Oh yes LM Link is cool!

jbellis · 2026-04-22T17:58:45 1776880725

what are you using for web search?

danielhanchen · 2026-04-30T05:21:48 1777526508

We use Duck Duck Go - sorry on the delayed response as well

wuschel · 2026-04-22T16:43:25 1776876205

Great project! Thank you for that!

danielhanchen · 2026-04-30T05:21:28 1777526488

Thank you and appreciate it! Sorry on the delayed reply as well

Aurornis · 2026-04-22T16:19:22 1776874762

> Say you have a GPU with 20GB of VRAM. You're probably going to be able to run all the 3-bit quantizations with no problem, but which one do you choose? Unsloth offers[1] four of them: UD-IQ3_XXS, Q3_K_S, Q3_K_M, UD-Q3_K_XL

There are actually two problems with this:

First, the 3-bit quants are where the quality loss really becomes obvious. You can get it to run, but you’re not getting the quality you expected. The errors compound over longer sessions.
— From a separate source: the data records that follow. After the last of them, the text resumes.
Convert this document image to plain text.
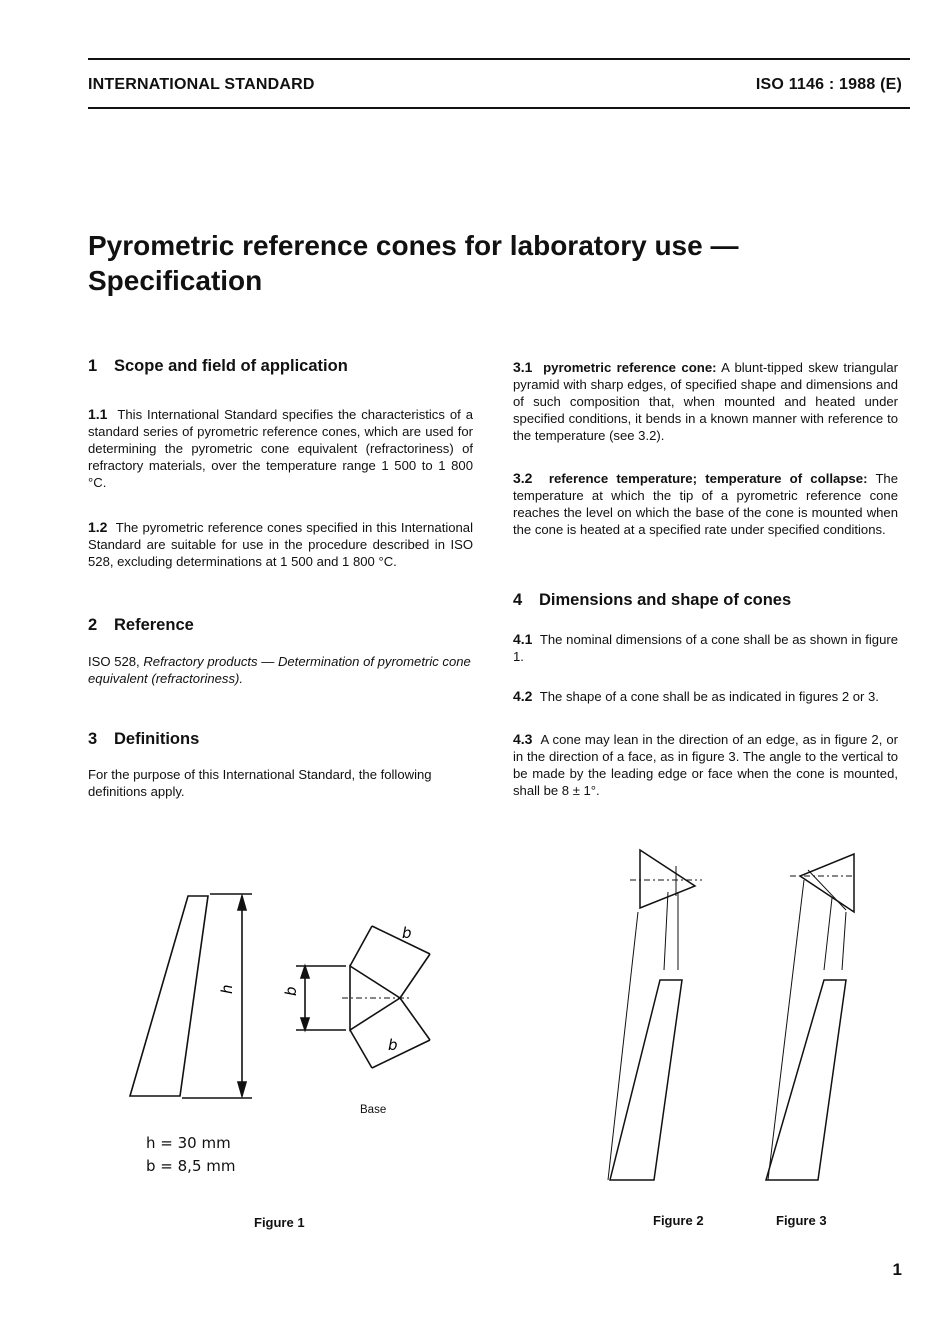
INTERNATIONAL STANDARD	ISO 1146 : 1988 (E)
Pyrometric reference cones for laboratory use —
Specification
1 Scope and field of application
1.1 This International Standard specifies the characteristics of a standard series of pyrometric reference cones, which are used for determining the pyrometric cone equivalent (refractoriness) of refractory materials, over the temperature range 1 500 to 1 800 °C.
1.2 The pyrometric reference cones specified in this International Standard are suitable for use in the procedure described in ISO 528, excluding determinations at 1 500 and 1 800 °C.
2 Reference
ISO 528, Refractory products — Determination of pyrometric cone equivalent (refractoriness).
3 Definitions
For the purpose of this International Standard, the following definitions apply.
3.1 pyrometric reference cone: A blunt-tipped skew triangular pyramid with sharp edges, of specified shape and dimensions and of such composition that, when mounted and heated under specified conditions, it bends in a known manner with reference to the temperature (see 3.2).
3.2 reference temperature; temperature of collapse: The temperature at which the tip of a pyrometric reference cone reaches the level on which the base of the cone is mounted when the cone is heated at a specified rate under specified conditions.
4 Dimensions and shape of cones
4.1 The nominal dimensions of a cone shall be as shown in figure 1.
4.2 The shape of a cone shall be as indicated in figures 2 or 3.
4.3 A cone may lean in the direction of an edge, as in figure 2, or in the direction of a face, as in figure 3. The angle to the vertical to be made by the leading edge or face when the cone is mounted, shall be 8 ± 1°.
h	b
b
b
Base
h = 30 mm
b = 8,5 mm
Figure 1	Figure 2	Figure 3
1
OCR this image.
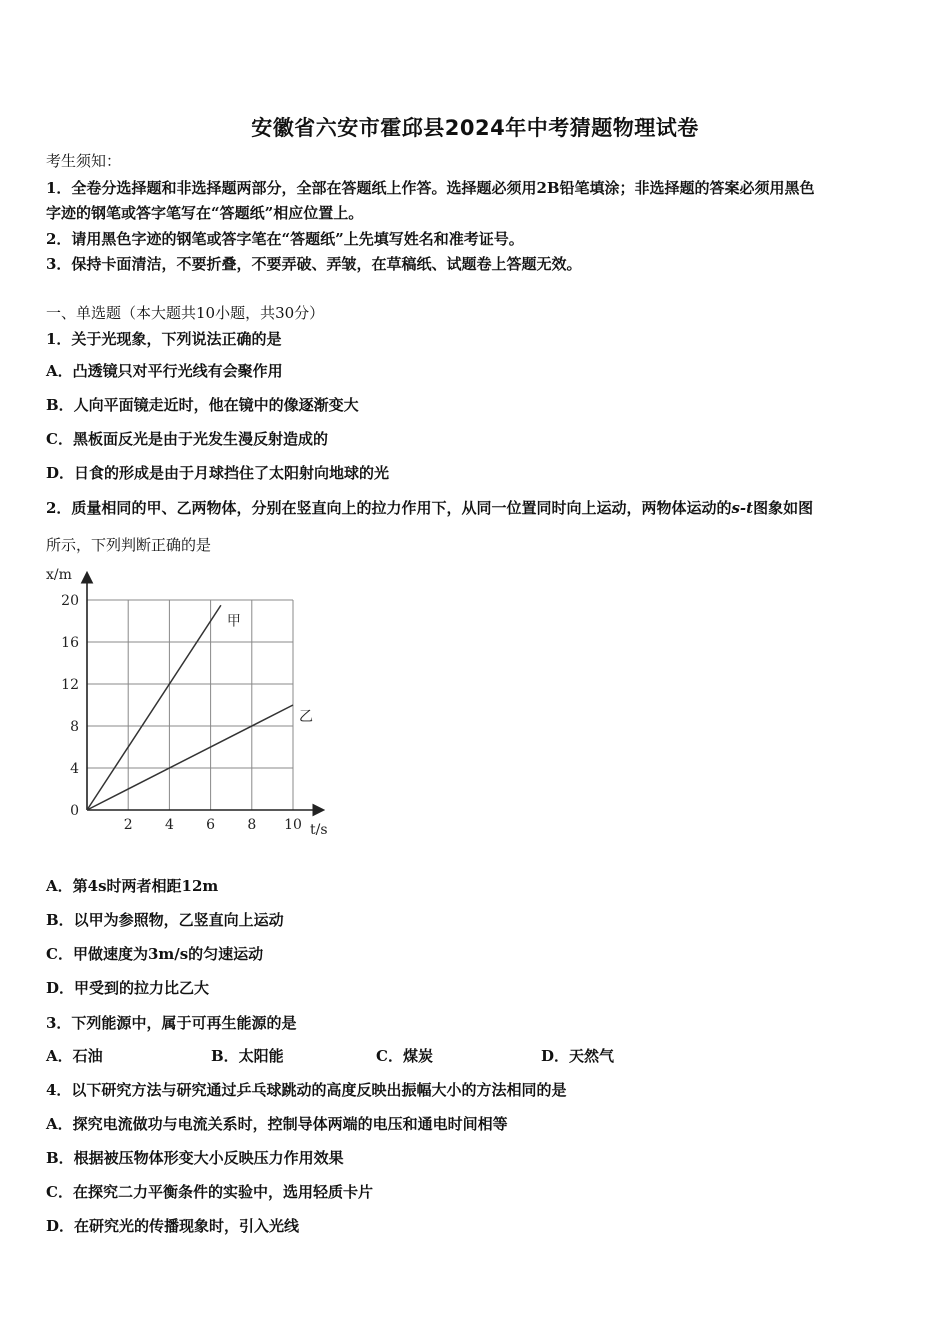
安徽省六安市霍邱县2024年中考猜题物理试卷
考生须知：
1．全卷分选择题和非选择题两部分，全部在答题纸上作答。选择题必须用2B铅笔填涂；非选择题的答案必须用黑色
字迹的钢笔或答字笔写在“答题纸”相应位置上。
2．请用黑色字迹的钢笔或答字笔在“答题纸”上先填写姓名和准考证号。
3．保持卡面清洁，不要折叠，不要弄破、弄皱，在草稿纸、试题卷上答题无效。
一、单选题（本大题共10小题，共30分）
1．关于光现象，下列说法正确的是
A．凸透镜只对平行光线有会聚作用
B．人向平面镜走近时，他在镜中的像逐渐变大
C．黑板面反光是由于光发生漫反射造成的
D．日食的形成是由于月球挡住了太阳射向地球的光
2．质量相同的甲、乙两物体，分别在竖直向上的拉力作用下，从同一位置同时向上运动，两物体运动的s-t图象如图
所示，下列判断正确的是
x/m
t/s
2 4 6 8 10
0
4
8
12
16
20
甲
乙
A．第4s时两者相距12m
B．以甲为参照物，乙竖直向上运动
C．甲做速度为3m/s的匀速运动
D．甲受到的拉力比乙大
3．下列能源中，属于可再生能源的是
A．石油	B．太阳能	C．煤炭	D．天然气
4．以下研究方法与研究通过乒乓球跳动的高度反映出振幅大小的方法相同的是
A．探究电流做功与电流关系时，控制导体两端的电压和通电时间相等
B．根据被压物体形变大小反映压力作用效果
C．在探究二力平衡条件的实验中，选用轻质卡片
D．在研究光的传播现象时，引入光线
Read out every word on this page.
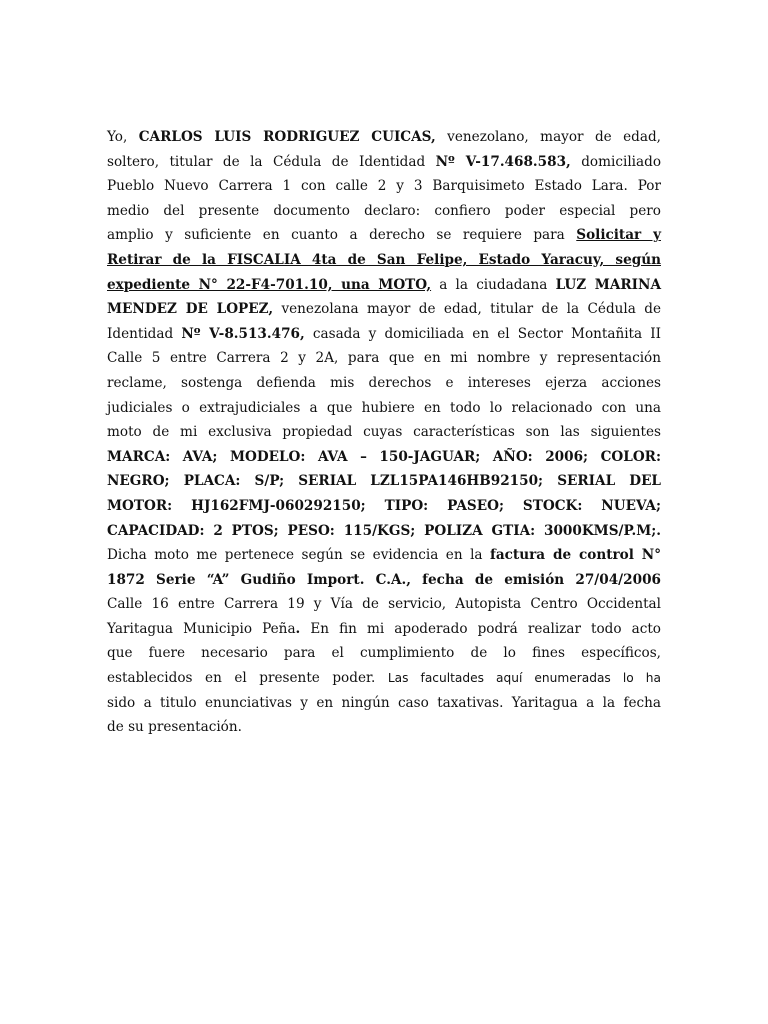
Yo, CARLOS LUIS RODRIGUEZ CUICAS, venezolano, mayor de edad,
soltero, titular de la Cédula de Identidad Nº V-17.468.583, domiciliado
Pueblo Nuevo Carrera 1 con calle 2 y 3 Barquisimeto Estado Lara. Por
medio del presente documento declaro: confiero poder especial pero
amplio y suficiente en cuanto a derecho se requiere para Solicitar y
Retirar de la FISCALIA 4ta de San Felipe, Estado Yaracuy, según
expediente N° 22-F4-701.10, una MOTO, a la ciudadana LUZ MARINA
MENDEZ DE LOPEZ, venezolana mayor de edad, titular de la Cédula de
Identidad Nº V-8.513.476, casada y domiciliada en el Sector Montañita II
Calle 5 entre Carrera 2 y 2A, para que en mi nombre y representación
reclame, sostenga defienda mis derechos e intereses ejerza acciones
judiciales o extrajudiciales a que hubiere en todo lo relacionado con una
moto de mi exclusiva propiedad cuyas características son las siguientes
MARCA: AVA; MODELO: AVA – 150-JAGUAR; AÑO: 2006; COLOR:
NEGRO; PLACA: S/P; SERIAL LZL15PA146HB92150; SERIAL DEL
MOTOR: HJ162FMJ-060292150; TIPO: PASEO; STOCK: NUEVA;
CAPACIDAD: 2 PTOS; PESO: 115/KGS; POLIZA GTIA: 3000KMS/P.M;.
Dicha moto me pertenece según se evidencia en la factura de control N°
1872 Serie “A” Gudiño Import. C.A., fecha de emisión 27/04/2006
Calle 16 entre Carrera 19 y Vía de servicio, Autopista Centro Occidental
Yaritagua Municipio Peña. En fin mi apoderado podrá realizar todo acto
que fuere necesario para el cumplimiento de lo fines específicos,
establecidos en el presente poder. Las facultades aquí enumeradas lo ha
sido a titulo enunciativas y en ningún caso taxativas. Yaritagua a la fecha
de su presentación.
Second, you need room for context. If you have become familiar with the long 200K contexts you get with SOTA models, you will not be happy with the minimal context you can fit into a card with 16-20GB of RAM.

The challenge for newbies is learning to identify the difference between being able to get a model to run, and being able to run it with useful quality and context.

zargon · 2026-04-22T17:58:52 1776880732

Qwen3.5 series is a little bit of an exception to the general rule here. It is incredibly kv cache size efficient. I think the max context (262k) fits in 3GB at q8 iirc. I prefer to keep the cache at full precision though.

zargon · 2026-04-22T20:47:49 1776890869

I just tested it and have to make a correction. With llama.cpp, 262144 tokens context (Q8 cache) used 8.7 GB memory with Qwen3.6 27B. Still very impressive.

magicalhippo · 2026-04-23T01:09:34 1776906574

The MoE variants are more cache efficient. Here from Qwen3.6 35B A3B MoE with 256k (262144) context at full F16 (so no cache quality loss):

  llama_kv_cache: size = 5120.00 MiB (262144 cells,  10 layers,  4/1 seqs), K (f16): 2560.00 MiB, V (f16): 2560.00 MiB

The MXFP4-quantized variant from Unsloth just fits my 5090 with 32GB VRAM at 256k context.

Meanwhile here's for Qwen 3.6 27B:

  llama_kv_cache: size = 3072.00 MiB ( 49152 cells,  16 layers,  4/1 seqs), K (f16): 1536.00 MiB, V (f16): 1536.00 MiB

So 16 tokens per MiB for the 27B model vs about 51 tokens per MiB for the 35B MoE model.

I went for the Q5 UD variant for 27B so could just fit 48k context, though it seems if I went for the Q4 UD variant I could get 64k context.

That said I haven't tried the Qwen3.6 35B MoE to figure out if it can effectively use the full 256k context, that varies from model to model depending on the model training.

smallerize · 2026-04-22T18:06:22 1776881182

I found the KLD benchmark image at the bottom of https://unsloth.ai/docs/models/qwen3.6 to be very helpful when choosing a quant.

ryandrake · 2026-04-22T16:46:10 1776876370

Yea, I'm also kind of jealous of Apple folks with their unified RAM. On a traditional homelab setup with gobs of system RAM and a GPU with relatively little VRAM, all that system RAM sits there useless for running LLMs.

zozbot234 · 2026-04-22T16:49:28 1776876568

That "traditional" setup is the recommended setup for running large MoE models, leaving shared routing layers on the GPU to the extent feasible. You can even go larger-than-system-RAM via mmap, though at a non-trivial cost in throughput.

khimaros · 2026-04-22T17:40:31 1776879631

Strix Halo is another option

jmspring · 2026-04-22T21:26:13 1776893173

qwen3.5 27b w/ 4bit quant works reasonably on a 3090.

mudkipdev · 2026-04-22T21:56:50 1776895010

HuggingFace has a nice UI where you can save your specs to your account and it will display a checkmark/red X next to every unsloth quantization to estimate if it will fit.

dannyw · 2026-04-23T00:35:50 1776904550

Evaluating different quant levels for your use case is a problem you can pretty reliably throw at a coding agent and leave overnight though. At least, it should give you a much smaller shortlist.

regularfry · 2026-04-22T22:02:48 1776895368

To add more complexity to the picture, you can run MoE models at a higher quant than you might think, because CPU expert offload is less impactful than full layer offload for dense models.